Once established in power in 1933, Hitler had scarcely softened his anti-Soviet rhetoric. In time, a tone of unremitting hostility had developed, with few opportunities being missed to deliver violent condemnations of Moscow and its agents and to laud Nazi Germany’s role in the front line of the fight against communism. Hitler’s keynote speech to the Nazi Party Congress at Nuremberg in September 1937 was perhaps typical. In it, he was keen to stress the community of civilized nations: the “great European family of peoples” who had “given each other models, examples and lessonspleasure and many things of beauty” and in whose company “we have every reason to harbour mutual admiration instead of hate.” Against this, he countered with the image of a “Bolshevist plague,” a “totally alien element which has not the slightest contribution to make to our economy or our culture, but instead wreaks only havoc.” Hitler was an opportunist politician, certainly, but anticommunism was one of his guiding principles.

The Soviets had reciprocated. As relations soured between Berlin and Moscow from the mid-1930s, an increasingly Germanophobic tone emerged, in which Stalin and his paladins competed to criticize Hitler and Nazi Germany in the press and in public speeches. Hitler was often portrayed as a lunatic, an “idiot,” or a man “possessed by a demon.” Members of the Nazi regime, too, were pilloried as “modern-day cannibalsthe descendants of Herostratus,” who would “drown in their own blood.” Blood, indeed, was a common leitmotiv, and rarely was fascism or Nazism mentioned in the Soviet press in the 1930s without the adjective “bloody” being appended to it.
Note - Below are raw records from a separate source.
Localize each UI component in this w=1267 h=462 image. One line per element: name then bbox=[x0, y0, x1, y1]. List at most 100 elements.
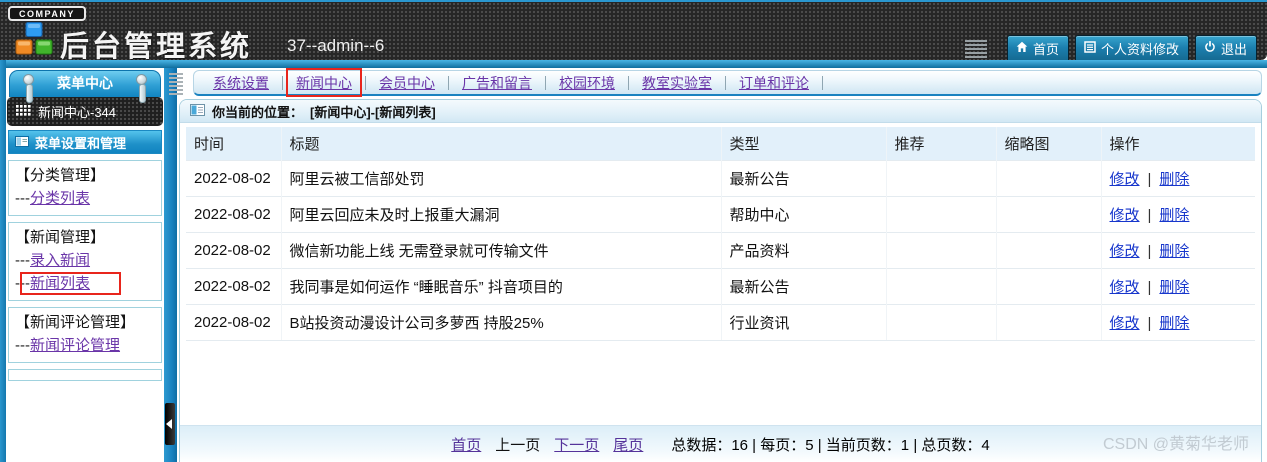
tab-member-center[interactable]: 会员中心 bbox=[379, 73, 435, 93]
pagination-first-link[interactable]: 首页 bbox=[451, 434, 481, 455]
cell-time: 2022-08-02 bbox=[186, 196, 282, 233]
cell-recommend bbox=[886, 196, 997, 233]
edit-link[interactable]: 修改 bbox=[1110, 279, 1140, 296]
col-header-title: 标题 bbox=[281, 127, 722, 161]
sidebar-item-category-list: ---分类列表 bbox=[15, 190, 91, 207]
sidebar-menu-center-tab[interactable]: 菜单中心 bbox=[9, 70, 161, 103]
cell-type: 最新公告 bbox=[721, 268, 887, 305]
delete-link[interactable]: 删除 bbox=[1159, 243, 1189, 260]
cell-time: 2022-08-02 bbox=[186, 304, 282, 341]
cell-time: 2022-08-02 bbox=[186, 160, 282, 197]
pin-icon bbox=[23, 74, 34, 103]
sidebar-section-header: 菜单设置和管理 bbox=[8, 130, 162, 154]
tab-classroom-lab[interactable]: 教室实验室 bbox=[642, 73, 712, 93]
news-comments-link[interactable]: 新闻评论管理 bbox=[30, 337, 120, 354]
nav-separator bbox=[725, 75, 726, 90]
col-header-time: 时间 bbox=[186, 127, 282, 161]
edit-link[interactable]: 修改 bbox=[1110, 171, 1140, 188]
cell-time: 2022-08-02 bbox=[186, 268, 282, 305]
tab-news-center[interactable]: 新闻中心 bbox=[286, 67, 362, 97]
cell-title: 微信新功能上线 无需登录就可传输文件 bbox=[281, 232, 722, 269]
cell-actions: 修改 | 删除 bbox=[1101, 160, 1255, 197]
header-bar: COMPANY 后台管理系统 37--admin--6 首页 个人资料修改 退出 bbox=[0, 0, 1267, 63]
tab-orders-comments[interactable]: 订单和评论 bbox=[739, 73, 809, 93]
menu-group-news-comments: 【新闻评论管理】 ---新闻评论管理 bbox=[8, 307, 162, 363]
tab-system-settings[interactable]: 系统设置 bbox=[213, 73, 269, 93]
main-area: 系统设置 新闻中心 会员中心 广告和留言 校园环境 教室实验室 订单和评论 你当… bbox=[169, 67, 1267, 462]
content-panel: 你当前的位置： [新闻中心]-[新闻列表] 时间 标题 类型 推荐 缩略图 操作 … bbox=[179, 99, 1262, 462]
table-row: 2022-08-02 阿里云回应未及时上报重大漏洞 帮助中心 修改 | 删除 bbox=[186, 196, 1255, 233]
pin-icon bbox=[136, 74, 147, 103]
pagination-next-link[interactable]: 下一页 bbox=[554, 434, 599, 455]
table-row: 2022-08-02 微信新功能上线 无需登录就可传输文件 产品资料 修改 | 删除 bbox=[186, 232, 1255, 269]
sidebar-divider bbox=[164, 68, 177, 462]
news-entry-link[interactable]: 录入新闻 bbox=[30, 252, 90, 269]
cell-actions: 修改 | 删除 bbox=[1101, 304, 1255, 341]
grid-icon bbox=[16, 104, 31, 119]
app-logo-cubes-icon bbox=[13, 22, 55, 65]
news-list-link[interactable]: 新闻列表 bbox=[30, 275, 90, 292]
location-icon bbox=[190, 103, 205, 119]
sidebar-module-label: 新闻中心-344 bbox=[38, 105, 117, 120]
cell-actions: 修改 | 删除 bbox=[1101, 232, 1255, 269]
cell-thumbnail bbox=[996, 304, 1102, 341]
nav-separator bbox=[628, 75, 629, 90]
cell-thumbnail bbox=[996, 160, 1102, 197]
table-header-row: 时间 标题 类型 推荐 缩略图 操作 bbox=[186, 127, 1255, 161]
cell-title: 阿里云被工信部处罚 bbox=[281, 160, 722, 197]
header-actions: 首页 个人资料修改 退出 bbox=[964, 35, 1257, 63]
cell-recommend bbox=[886, 268, 997, 305]
cell-type: 产品资料 bbox=[721, 232, 887, 269]
home-icon bbox=[1016, 41, 1028, 56]
cell-recommend bbox=[886, 232, 997, 269]
cell-recommend bbox=[886, 304, 997, 341]
tab-campus-environment[interactable]: 校园环境 bbox=[559, 73, 615, 93]
edit-link[interactable]: 修改 bbox=[1110, 243, 1140, 260]
tab-ads-messages[interactable]: 广告和留言 bbox=[462, 73, 532, 93]
home-button[interactable]: 首页 bbox=[1006, 35, 1069, 63]
sidebar-item-news-list: ---新闻列表 bbox=[15, 272, 155, 295]
top-navbar: 系统设置 新闻中心 会员中心 广告和留言 校园环境 教室实验室 订单和评论 bbox=[193, 67, 1262, 97]
header-grip-icon bbox=[964, 40, 987, 58]
nav-separator bbox=[365, 75, 366, 90]
cell-title: B站投资动漫设计公司多萝西 持股25% bbox=[281, 304, 722, 341]
nav-separator bbox=[545, 75, 546, 90]
sidebar-collapse-handle[interactable] bbox=[165, 403, 175, 445]
power-icon bbox=[1204, 40, 1216, 56]
app-window: COMPANY 后台管理系统 37--admin--6 首页 个人资料修改 退出… bbox=[0, 0, 1267, 462]
watermark: CSDN @黄菊华老师 bbox=[1102, 436, 1249, 453]
menu-group-category: 【分类管理】 ---分类列表 bbox=[8, 160, 162, 216]
edit-link[interactable]: 修改 bbox=[1110, 315, 1140, 332]
table-row: 2022-08-02 B站投资动漫设计公司多萝西 持股25% 行业资讯 修改 | 删… bbox=[186, 304, 1255, 341]
logout-button[interactable]: 退出 bbox=[1194, 35, 1257, 63]
cell-type: 帮助中心 bbox=[721, 196, 887, 233]
cell-actions: 修改 | 删除 bbox=[1101, 268, 1255, 305]
nav-separator bbox=[448, 75, 449, 90]
delete-link[interactable]: 删除 bbox=[1159, 279, 1189, 296]
menu-group-news: 【新闻管理】 ---录入新闻 ---新闻列表 bbox=[8, 222, 162, 301]
sidebar-empty-strip bbox=[8, 369, 162, 381]
pagination-bar: 首页 上一页 下一页 尾页 总数据：16 | 每页：5 | 当前页数：1 | 总… bbox=[180, 425, 1261, 462]
cell-type: 行业资讯 bbox=[721, 304, 887, 341]
profile-edit-button[interactable]: 个人资料修改 bbox=[1074, 35, 1189, 63]
sidebar-item-news-entry: ---录入新闻 bbox=[15, 252, 91, 269]
cell-type: 最新公告 bbox=[721, 160, 887, 197]
col-header-thumbnail: 缩略图 bbox=[996, 127, 1102, 161]
delete-link[interactable]: 删除 bbox=[1159, 171, 1189, 188]
session-info: 37--admin--6 bbox=[287, 36, 385, 55]
news-table: 时间 标题 类型 推荐 缩略图 操作 2022-08-02 阿里云被工信部处罚 … bbox=[186, 127, 1255, 341]
edit-link[interactable]: 修改 bbox=[1110, 207, 1140, 224]
pagination-last-link[interactable]: 尾页 bbox=[613, 434, 643, 455]
app-title: 后台管理系统 bbox=[60, 31, 253, 63]
cell-actions: 修改 | 删除 bbox=[1101, 196, 1255, 233]
cell-thumbnail bbox=[996, 268, 1102, 305]
delete-link[interactable]: 删除 bbox=[1159, 207, 1189, 224]
category-list-link[interactable]: 分类列表 bbox=[30, 190, 90, 207]
table-row: 2022-08-02 阿里云被工信部处罚 最新公告 修改 | 删除 bbox=[186, 160, 1255, 197]
pagination-summary: 总数据：16 | 每页：5 | 当前页数：1 | 总页数：4 bbox=[671, 436, 990, 454]
sidebar-item-news-comments: ---新闻评论管理 bbox=[15, 337, 121, 354]
menu-group-title: 【新闻评论管理】 bbox=[15, 314, 136, 331]
nav-separator bbox=[822, 75, 823, 90]
sidebar-tab-title: 菜单中心 bbox=[57, 75, 113, 91]
delete-link[interactable]: 删除 bbox=[1159, 315, 1189, 332]
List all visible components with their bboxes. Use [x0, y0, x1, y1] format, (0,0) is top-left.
The enmity was not merely cosmetic or tactical: it was underpinned by ideology. As the world’s first communist state and one that openly espoused the spreading of revolution, the Soviet Union had originally seen territorial expansion against a hostile outside world not only as desirable but as crucial to its survival. And though it had, in time, evolved less overtly bellicose ideas, Moscow still held a special place in its geopolitical ambitions for Germany. According to the precepts of Marxist-Leninist doctrine, the establishment of communism in preindustrial Russia had been anomalous, the accidental product of the chaos of the Bolshevik Revolution. In order to secure a future for itself, therefore, communism had to be exported to Europe’s industrial heartland—Germany—where it was expected that an advanced, ideologically sound proletariat was itching to throw off the shackles of bourgeois democracy and embrace the heirs of Karl Marx and Vladimir Lenin.

German thinking, meanwhile, was also couched in geopolitics but drew on dubious theories of race, rather than the dry precepts of socioeconomics. Long before the Third Reich, German statesmen and generals had liked to envision the vast expanses of Russia and Ukraine as an area ripe for German expansion and colonization—a modern reimagining of the medieval Drang nach Osten , or “drive toward the East.” This attitude had been amply expressed by the punitive Treaty of Brest-Litovsk of March 1918, which had ended Russian involvement in World War I and forced Bolshevik Russia to cede vast swathes of territory—including Ukraine and the Baltic states—along with a quarter of its population, to the victorious Germans. Although the cessions proved short-lived, being superseded by Germany’s defeat on the western front later that year, the idea of German expansion at Russia’s expense refused to die.